Schubert himself wrote over 600 Lieder. This is often cited as remarkable, and it is indeed a large number to have been written by a composer who lived only to the age of 31. But the sheer number is not the point. There were plenty of composers around 1800 who wrote many hundreds of songs, among them Reichardt and Zelter, both of whom were closely associated with Goethe (as Schubert was not). What is remarkable about Schubert's output is the range and quality of his writing, and the creative imagination which he brought to the musical setting of poetry. These qualities made his songs extremely influential on later composers. A succession of German composers wrote Lieder through the nineteenth and early twentieth centuries, including Robert Schumann, Johannes Brahms, Hugo Wolf and Richard Strauss, and they all acknowledged Schubert as the pioneering master of the genre.

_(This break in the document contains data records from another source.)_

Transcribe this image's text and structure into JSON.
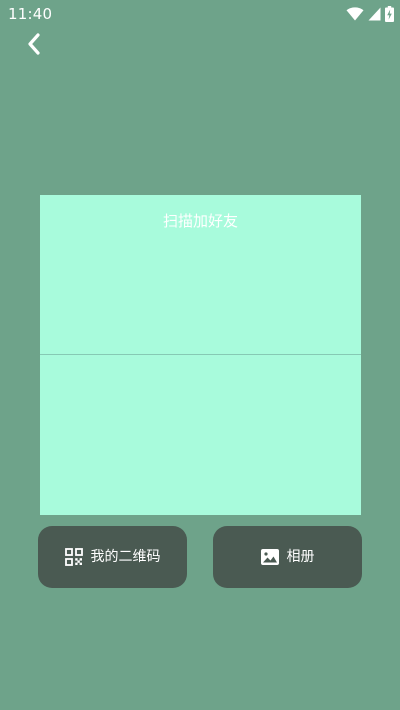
{
  "status_bar": {
    "time": "11:40",
    "icons": [
      "wifi-icon",
      "signal-icon",
      "battery-charging-icon"
    ]
  },
  "nav": {
    "back_icon": "chevron-left-icon"
  },
  "scanner": {
    "title": "扫描加好友"
  },
  "actions": {
    "my_qr_label": "我的二维码",
    "my_qr_icon": "qr-code-icon",
    "album_label": "相册",
    "album_icon": "image-icon"
  },
  "colors": {
    "background": "#6ea38a",
    "scan_frame": "#a8fbdc",
    "scan_line": "#86c9b4",
    "button_bg": "#4a5a52"
  }
}
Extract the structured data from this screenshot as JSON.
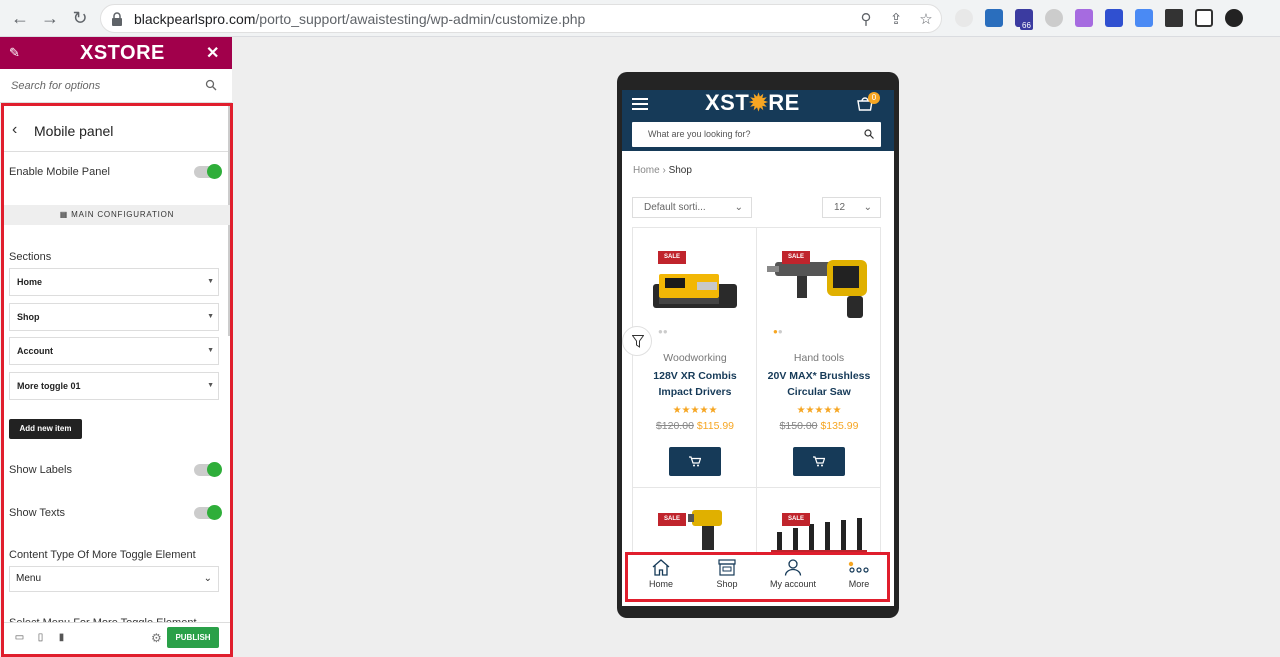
{
  "browser": {
    "url_host": "blackpearlspro.com",
    "url_path": "/porto_support/awaistesting/wp-admin/customize.php",
    "extension_badge": "66"
  },
  "sidebar": {
    "brand": "XSTORE",
    "search_placeholder": "Search for options",
    "panel_title": "Mobile panel",
    "enable_label": "Enable Mobile Panel",
    "section_header": "MAIN CONFIGURATION",
    "sections_label": "Sections",
    "sections": [
      "Home",
      "Shop",
      "Account",
      "More toggle 01"
    ],
    "add_item_label": "Add new item",
    "show_labels_label": "Show Labels",
    "show_texts_label": "Show Texts",
    "content_type_label": "Content Type Of More Toggle Element",
    "content_type_value": "Menu",
    "select_menu_label": "Select Menu For More Toggle Element",
    "publish_label": "PUBLISH",
    "toggles": {
      "enable_mobile_panel": true,
      "show_labels": true,
      "show_texts": true
    }
  },
  "phone": {
    "logo_left": "XST",
    "logo_right": "RE",
    "cart_count": "0",
    "search_placeholder": "What are you looking for?",
    "breadcrumb_home": "Home",
    "breadcrumb_current": "Shop",
    "sort_value": "Default sorti...",
    "per_page_value": "12",
    "sale_badge": "SALE",
    "products": [
      {
        "category": "Woodworking",
        "name_line1": "128V XR Combis",
        "name_line2": "Impact Drivers",
        "old_price": "$120.00",
        "new_price": "$115.99",
        "stars": "★★★★★"
      },
      {
        "category": "Hand tools",
        "name_line1": "20V MAX* Brushless",
        "name_line2": "Circular Saw",
        "old_price": "$150.00",
        "new_price": "$135.99",
        "stars": "★★★★★"
      }
    ],
    "mobile_panel": [
      {
        "label": "Home",
        "icon": "home-icon"
      },
      {
        "label": "Shop",
        "icon": "shop-icon"
      },
      {
        "label": "My account",
        "icon": "user-icon"
      },
      {
        "label": "More",
        "icon": "more-icon"
      }
    ]
  },
  "colors": {
    "brand": "#a1004b",
    "header": "#163a58",
    "accent": "#f6a623",
    "highlight": "#e01e2d",
    "toggle_on": "#2fae3a",
    "publish": "#2aa048"
  }
}
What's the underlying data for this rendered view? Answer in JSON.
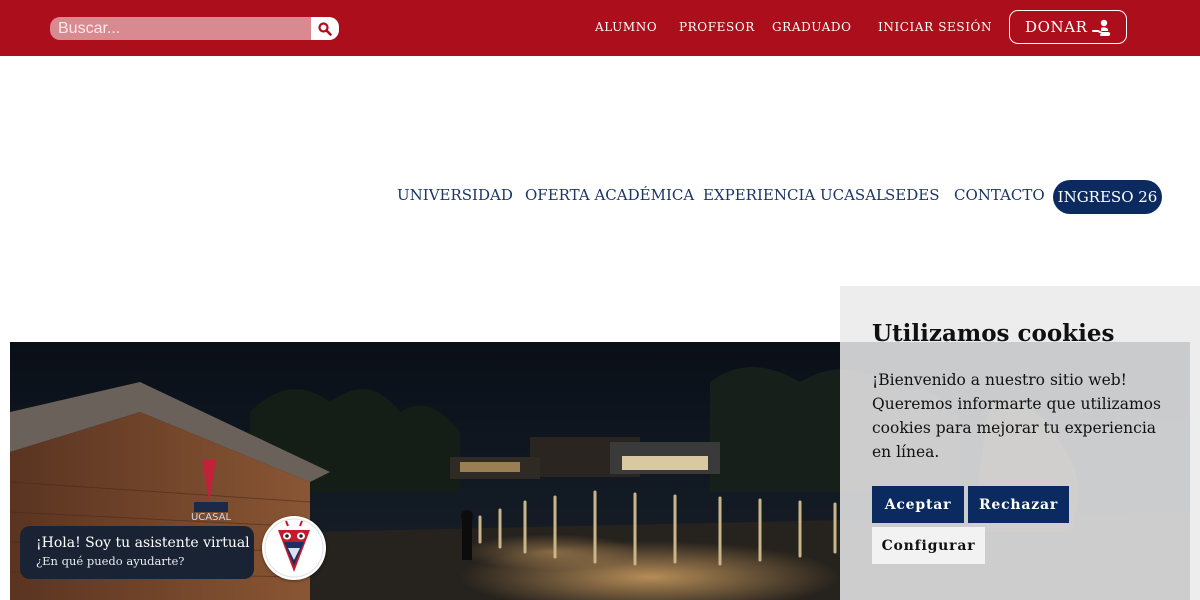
{
  "topbar": {
    "search": {
      "placeholder": "Buscar..."
    },
    "links": [
      "ALUMNO",
      "PROFESOR",
      "GRADUADO",
      "INICIAR SESIÓN"
    ],
    "donate_label": "DONAR"
  },
  "nav": {
    "items": [
      "UNIVERSIDAD",
      "OFERTA ACADÉMICA",
      "EXPERIENCIA UCASAL",
      "SEDES",
      "CONTACTO"
    ],
    "cta": "INGRESO 26"
  },
  "hero": {
    "sign_text": "UCASAL"
  },
  "cookies": {
    "title": "Utilizamos cookies",
    "text": "¡Bienvenido a nuestro sitio web! Queremos informarte que utilizamos cookies para mejorar tu experiencia en línea.",
    "accept": "Aceptar",
    "reject": "Rechazar",
    "configure": "Configurar"
  },
  "chat": {
    "line1": "¡Hola! Soy tu asistente virtual",
    "line2": "¿En qué puedo ayudarte?"
  },
  "colors": {
    "topbar": "#ad0e1c",
    "navy": "#0b2b60",
    "nav_text": "#1b3566"
  }
}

Ironically, the very quality of his talent limited his success during his lifetime. He composed songs with a great range of mood and complexity, from simple settings much like those of most other composers to highly dramatic and emotionally intense works, often very difficult to sing and to play. These were not suitable for the average amateur performer who regularly bought the latest monthly offerings of the publishing companies. While certain of Schubert's songs quickly became well known and were published soon after he wrote them, the great bulk of his work lay virtually unknown until after his death. This applies not only to songs, but also to his major instrumental works. The ‘Great’ C major Symphony, for example, now acknowledged as one of the most important works of the period, sat with most of Schubert's instrumental compositions in a trunk in the house of Schubert's brother Ferdinand, until the composer Robert Schumann visited him in 1839. Following this discovery, Mendelssohn conducted a performance of the work, in an abbreviated version, later that year in Leipzig. But when he attempted to rehearse it in London with the Philharmonic Society in 1844, they refused to play it. The same had happened two years earlier in Paris under the conductor Francois Habaneck. Many of Schubert's major works similarly suffered from decades of neglect and misunderstanding.

One particularly poignant fact is that Goethe knew nothing of Schubert's talent until it was too late to help him. In 1816 Schubert's friend Josef von Spaun gathered together two volumes of Schubert's Lieder to send to Goethe, hoping that the great man would help in promoting the publication of the young composer's works. The collection included three settings of Goethe's words, which are now among Schubert's most famous songs: ‘Heidenröslein’, ‘Gretchen am Spinnrade’, and ‘Erlkönig’ (all of which we shall be studying in this course). The first volume was sent to Goethe, but he never opened it and it was returned to von Spaun. By this stage of his career, no doubt Goethe was inundated by requests from hopeful composers and writers, as famous authors always are. But it is a sad thought that, if Goethe had realised what the package contained, Schubert's career could have been quite different from that of a struggling, provincial composer with little recognition outside his immediate circle.